Back to Press

Filmmaker Magazine

25 New Faces of Independent Film 2005

By Scott Macaulay

24 Marshall Curry

IN 1994 MARSHALL CURRY GOT A JOB AT A NEW MEDIA COMPANY. “We thought CD-ROMs were going to be the future,” he remembers of the gig that had him producing interactive docs for museums and corporate clients. “I got into it because I liked telling stories with pictures and words. But after a few years, he says, “I missed telling linear stories with characters you watch and care about.”

Looking for such a tale, Curry came across the 2002 Newark, N.J., mayoral campaign. “I had worked in Newark during college and had set up a literacy program there,” Curry explains. “My brother is a Democratic fundraiser, and through him I met [candidate] Cory Booker.
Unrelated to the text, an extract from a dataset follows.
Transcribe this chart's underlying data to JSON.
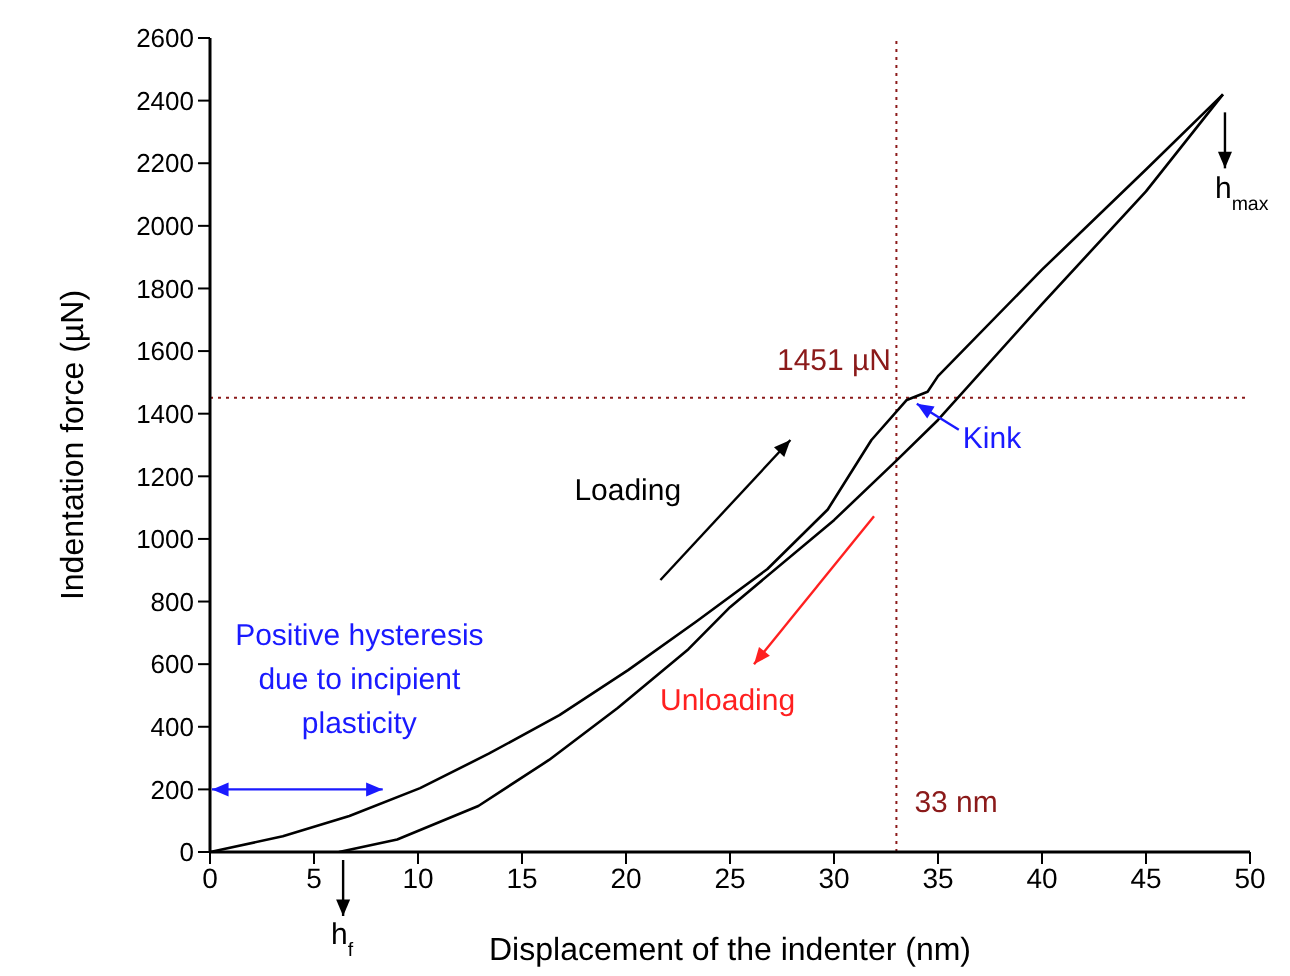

He represented a dynamic playing out around the country — this new generation of African-American politicians born after the civil rights movement, people like Harold Ford and Barack Obama.”
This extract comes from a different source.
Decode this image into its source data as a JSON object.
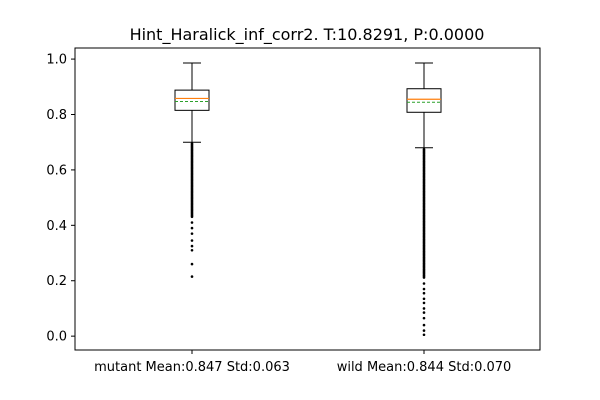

Financing out of his own pocket, Curry bought a DV camera and two days later began lensing a doc which would follow Booker as he attempted to unseat incumbent Sharpe James, whom critics accused of being in bed with corporate interests. “I started shooting,” he says, “and then this whole ‘underbelly of democracy thing’ kicked in.” The riveting drama contained in Curry’s film, Streetfight, comes not just from Sharpe’s outrageous attacks on Booker — at one point he claims (incorrectly) that Booker is actually white — but from his attacks on Curry himself. The filmmaker is harassed and thrown out of public events, and his real indignation gives the film a personal jolt. “I am somebody who resents people who abuse their authority, whether they are mayor of a city or my principal in junior high school,” he says.

Streetfight, which appears on POV this summer, has been hailed as the best American political doc since The War Room and has won Audience Awards at Tribeca, Silver Docs and Hot Docs. But despite the success, Curry is now starting another doc on his own dime, the story of a family that adopted six kids, all of different races. — S.M.